Business news from Ukraine

Business news from Ukraine

Lifecell increases revenue by 10% and profit by 3%

In March-June, mobile operator lifecell’s revenue increased by 10% year-on-year to UAH 3.215 billion.
According to the report of the parent company Turkcell, lifecell’s net profit in the second quarter increased by 3% to UAH 630.2 million.
Lifecell’s EBITDA increased by 4% to UAH 1.77 billion in the period, but its EBITDA margin decreased by 3.9 percentage points to 55.2%.
The company’s capital investments in the second quarter decreased by 28% to UAH 1.12 billion.
According to Turkcell, on September 9, the company completed the transfer of shares, as well as all rights and obligations in its subsidiaries LifeSell LLC, Global Bilgi LLC and Ukrtower LLC to DVL Telecom, one of the companies of the NJJ Holding group of French billionaire Xavier Niel.
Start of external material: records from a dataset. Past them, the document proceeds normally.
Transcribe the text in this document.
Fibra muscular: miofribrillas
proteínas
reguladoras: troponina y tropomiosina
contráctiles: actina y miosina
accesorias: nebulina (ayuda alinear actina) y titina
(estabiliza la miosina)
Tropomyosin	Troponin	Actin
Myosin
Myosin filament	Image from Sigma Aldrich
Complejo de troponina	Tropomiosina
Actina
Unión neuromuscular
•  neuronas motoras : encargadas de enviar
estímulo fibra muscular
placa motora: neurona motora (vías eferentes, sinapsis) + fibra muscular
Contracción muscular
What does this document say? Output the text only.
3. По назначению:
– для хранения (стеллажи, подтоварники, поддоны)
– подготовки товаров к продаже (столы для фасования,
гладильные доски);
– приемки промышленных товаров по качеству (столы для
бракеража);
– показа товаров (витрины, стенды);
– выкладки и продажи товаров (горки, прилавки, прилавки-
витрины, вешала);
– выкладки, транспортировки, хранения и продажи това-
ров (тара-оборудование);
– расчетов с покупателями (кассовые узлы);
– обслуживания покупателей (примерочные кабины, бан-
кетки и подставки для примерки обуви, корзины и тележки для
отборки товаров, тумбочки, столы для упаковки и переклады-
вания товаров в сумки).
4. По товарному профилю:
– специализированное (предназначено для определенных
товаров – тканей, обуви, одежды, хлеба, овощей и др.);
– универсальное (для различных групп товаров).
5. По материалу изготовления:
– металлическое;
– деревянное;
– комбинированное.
Turkcell is no longer a shareholder in these subsidiaries, the company said in its quarterly report.
On the closing date of the transaction, Turkcell received $524.3 million under the share purchase agreement.
Turkcell’s top managers, answering investors’ questions during the conference call, confirmed that the final sale price will be determined based on adjustments to be made at the closing of the transaction, based on the level of net cash/debt as per the financial statements to be prepared at the closing date.
Earlier it was reported that the NJJ consortium transferred $524.3 million to Turkcell and completed the acquisition of Datagroup-Volia and lifecell.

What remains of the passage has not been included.